Quelle appréciation globale peut-on porter sur les résultats de ces coopérations ?
Michel Champredon - D’un point de vue général, lorsqu’on additionne l’intervention internationale dans sa globalité et sur le long terme... on constate hélas que de nombreux pays ne décollent pas.
On connaît l’impact négatif d’une absence d’État : pas de développement des territoires, ni de l’économie. Sans un État organisé et performant rien n’est possible. Pour prendre une image : l’administration est à l’État ce que le squelette est au corps humain.
Et concernant en particulier l’action de la coopération française ?
Michel Champredon - Chaque pays doit donc s’interroger sur l’efficacité de sa coopération, la France comme les autres. De notre côté, les résultats ne sont pas à la hauteur des objectifs, des besoins et des attentes. Sur le long terme, ils changent finalement trop peu la physionomie des administrations.
Ainsi, plus de cinquante-cinq ans après les Indépendances, on constate des difficultés structurelles importantes : absence de formation de base et de culture administratives, peu de recrutements par concours anonymes, manque d’outils et de formation informatiques… et toujours, recrutements politiques, et de ce fait forte mobilité des cadres supérieurs et des agents.
Un « bouquet de partenaires »
répondant
solidairement aux appels d’offres
D’autre part, nos procédures de mise en concurrence et de décaissement sont souvent complexes, chronophages et rendent difficile une avancée rapide des projets, d’autant que l’instabilité politique de certains pays rend aléatoire la possibilité pour les initiateurs de voir aboutir leurs projets.
De plus, les difficultés à mobiliser nos agents publics de l’État ou nos contractuels en activité – ou ayant exercé une activité dans la fonction publique française –, obligent au recrutement d’acteurs privés ne maîtrisant pas toujours les subtilités de la fonction publique.
Or, les pays en développement, partenaires de la France, ont un besoin urgent d’une administration structurée et efficace pour bâtir, ou renforcer, l’État et l’État de droit. La France a une expertise et une histoire administratives qui lui permettent de prétendre, sans arrogance, d’aider au développement des pays partenaires.
La France pourrait structurer et coordonner son offre pour être rapide dans le dépôt de dossiers et dans leur mise en œuvre et donc gagner davantage de marchés. En fédérant son expertise avec un « bouquet de partenaires » répondant solidairement aux appels d’offres elle pourrait également amortir les coûts d’expertise, faire reculer les concurrents européens, développer la francophonie.

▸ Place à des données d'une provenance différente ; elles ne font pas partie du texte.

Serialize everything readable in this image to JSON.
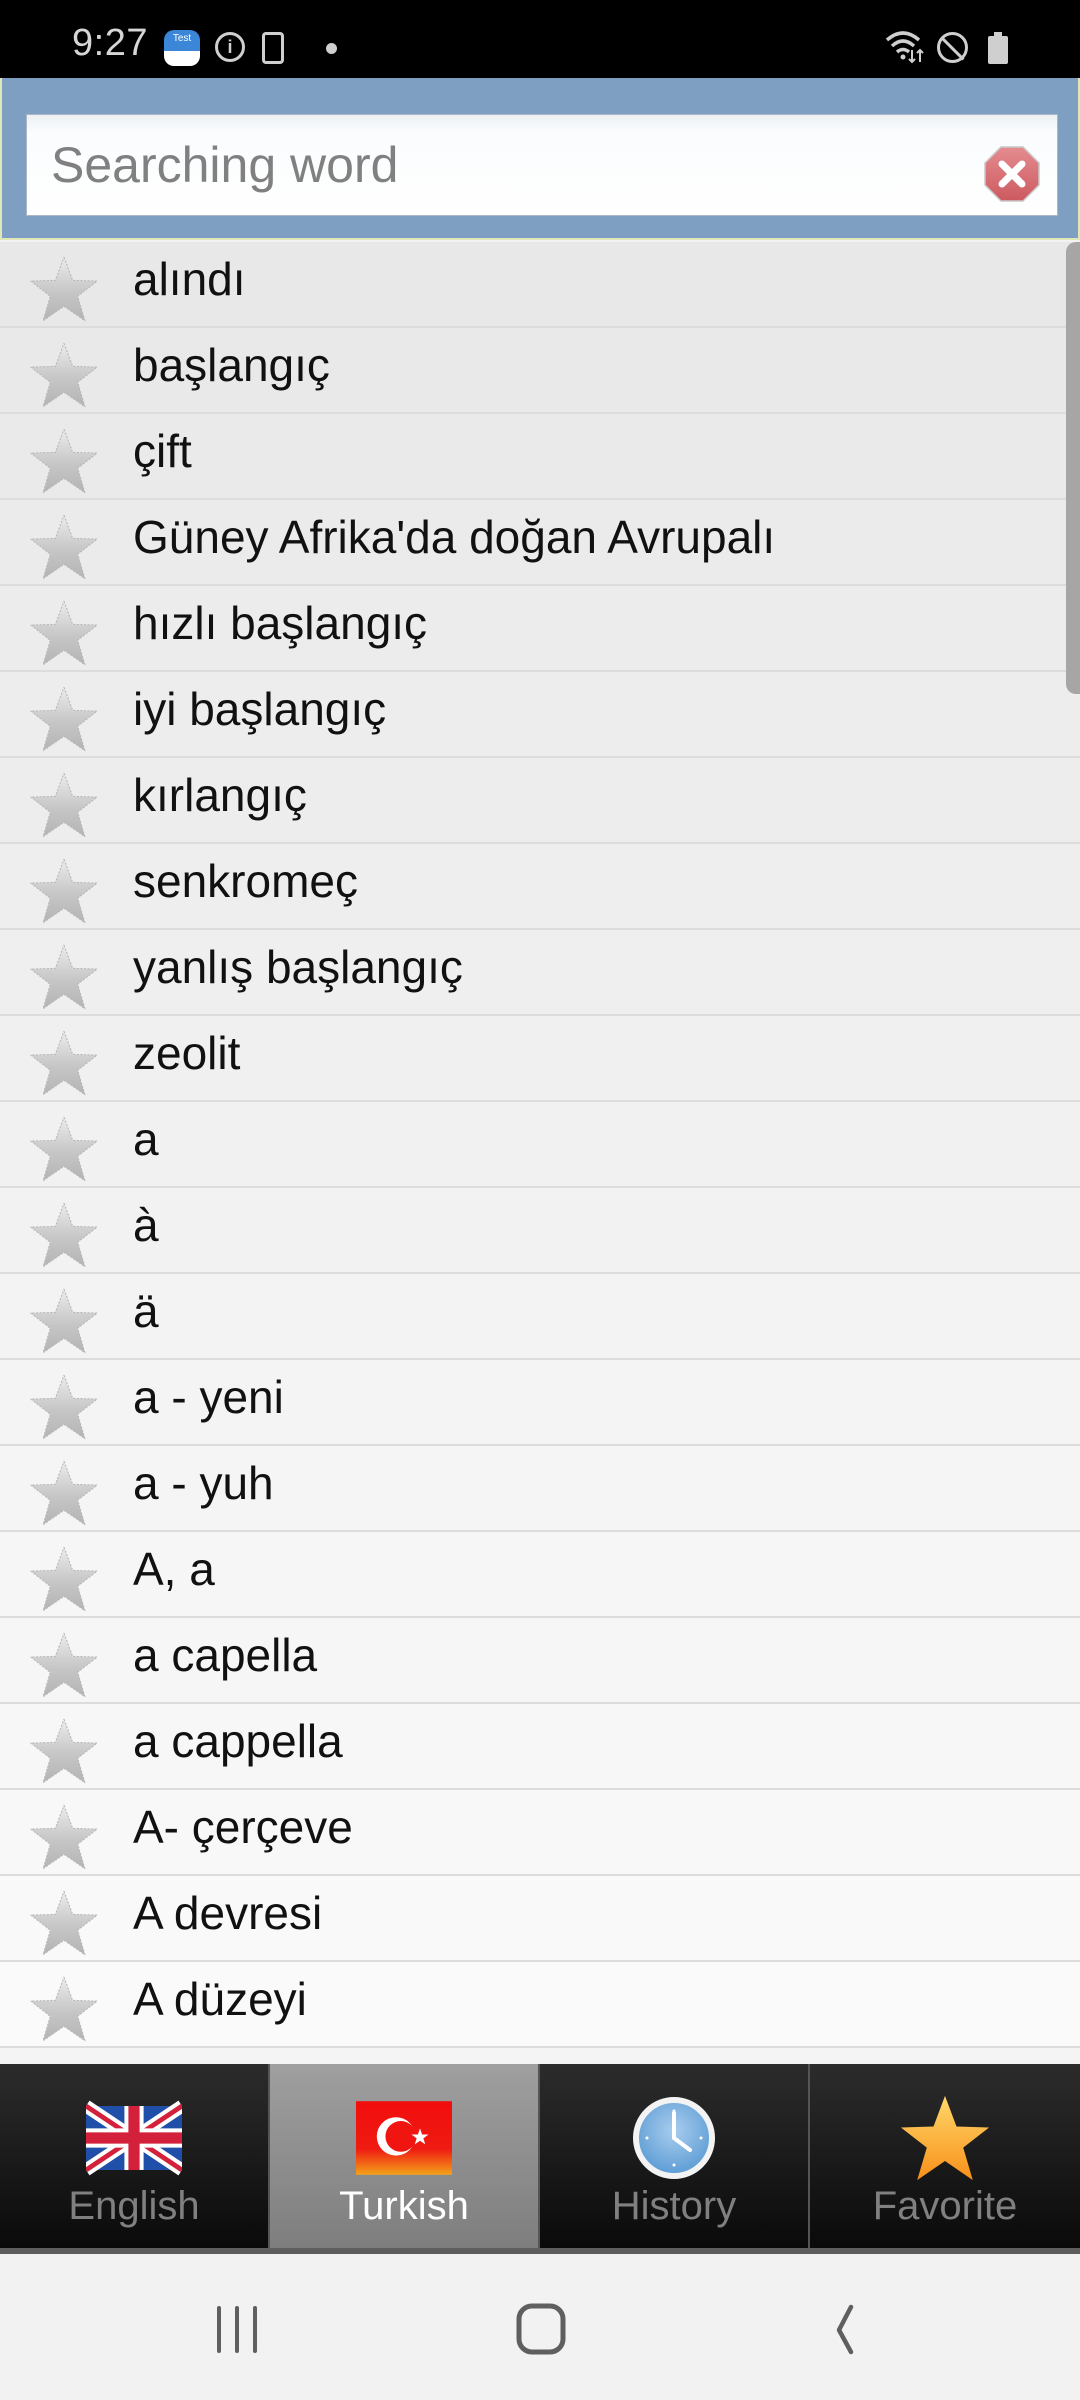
{
  "status_bar": {
    "time": "9:27",
    "notification_icons": [
      "test-app-icon",
      "info-icon",
      "phone-check-icon",
      "dot-icon"
    ],
    "system_icons": [
      "wifi-icon",
      "do-not-disturb-icon",
      "battery-icon"
    ],
    "test_app_label": "Test"
  },
  "search": {
    "placeholder": "Searching word",
    "value": "",
    "clear_icon": "clear-icon",
    "clear_color": "#d9666b"
  },
  "word_list": {
    "items": [
      {
        "word": "alındı",
        "favorite": false
      },
      {
        "word": "başlangıç",
        "favorite": false
      },
      {
        "word": "çift",
        "favorite": false
      },
      {
        "word": "Güney Afrika'da doğan Avrupalı",
        "favorite": false
      },
      {
        "word": "hızlı başlangıç",
        "favorite": false
      },
      {
        "word": "iyi başlangıç",
        "favorite": false
      },
      {
        "word": "kırlangıç",
        "favorite": false
      },
      {
        "word": "senkromeç",
        "favorite": false
      },
      {
        "word": "yanlış başlangıç",
        "favorite": false
      },
      {
        "word": "zeolit",
        "favorite": false
      },
      {
        "word": "a",
        "favorite": false
      },
      {
        "word": "à",
        "favorite": false
      },
      {
        "word": "ä",
        "favorite": false
      },
      {
        "word": "a - yeni",
        "favorite": false
      },
      {
        "word": "a - yuh",
        "favorite": false
      },
      {
        "word": "A, a",
        "favorite": false
      },
      {
        "word": "a capella",
        "favorite": false
      },
      {
        "word": "a cappella",
        "favorite": false
      },
      {
        "word": "A- çerçeve",
        "favorite": false
      },
      {
        "word": "A devresi",
        "favorite": false
      },
      {
        "word": "A düzeyi",
        "favorite": false
      }
    ]
  },
  "tabs": [
    {
      "label": "English",
      "icon": "uk-flag-icon",
      "active": false
    },
    {
      "label": "Turkish",
      "icon": "turkey-flag-icon",
      "active": true
    },
    {
      "label": "History",
      "icon": "clock-icon",
      "active": false
    },
    {
      "label": "Favorite",
      "icon": "star-icon",
      "active": false
    }
  ],
  "nav_bar": {
    "buttons": [
      "recents-icon",
      "home-icon",
      "back-icon"
    ]
  },
  "colors": {
    "search_panel": "#7f9fc2",
    "active_tab": "#8f8f8f",
    "inactive_tab": "#1a1a1a",
    "favorite_star": "#f9a21c",
    "list_background": "#f4f4f4"
  }
}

Cela éviterait aussi la concurrence entre opérateurs français et chacun d’eux trouverait sa place, selon son domaine de compétence.
Voulez-vous préciser comment la France pourrait mieux structurer son offre ?
Michel Champredon - Dans cette perspective, nous pourrions concevoir un « modèle d’administration » fondé sur les valeurs françaises (égalité de traitement, laïcité, non-discrimination, adaptabilité, continuité du service public, efficience) et transposables aux administrations centrales ou décentralisées avec une fonction publique aux standards comparables à ceux de la France, et incluant le sens du service public et de l’intérêt général, l’accès démocratisé et décentralisé, le respect des usagers, la féminisation des responsabilités, la recherche de l’efficience et des coûts maîtrisés.
Ce modèle léger et opérationnel, « clefs en main », applicable dans la plupart des contextes, serait à adapter à la marge, selon les demandes spécifiques des États ou les contextes nationaux.
Et plus concrètement ?
Michel Champredon - On mobiliserait un bouquet de partenaires français autour d’un chef de file, organisé selon le domaine de compétence de chacun d‘eux, pour constituer une offre d’intervention complète.
Voici plusieurs exemples… pour la création d‘une haute Fonction publique et sa formation : le ministère de la Fonction publique (MFP) et l’École nationale d’administration (ENA) ; pour la formation continue des agents publics, fiches de poste et évaluation : le MFP, le Centre national de la Fonction publique territoriale (CNFPT) et Sciences Po ; la formation à la maîtrise du français : le ministère de l’Éducation nationale avec l’Agence de l’enseignement du français à l’étranger (AEFE), les Alliances françaises et les Instituts français ; pour la création des administrations provinciales décentralisées (guichets uniques…) : le MFP, le Ministère de la cohésion des territoires, le CNFPT et Sciences Po ; pour l’organisation des recrutements par voie de concours : le MFP, l’ENA et le CNFPT ; la création d’associations de collectivités pour assurer les échanges de pratiques et de savoirs : l’Association des maires et des présidents d’intercommunalités de France, l’Association des départements de France et Régions de France.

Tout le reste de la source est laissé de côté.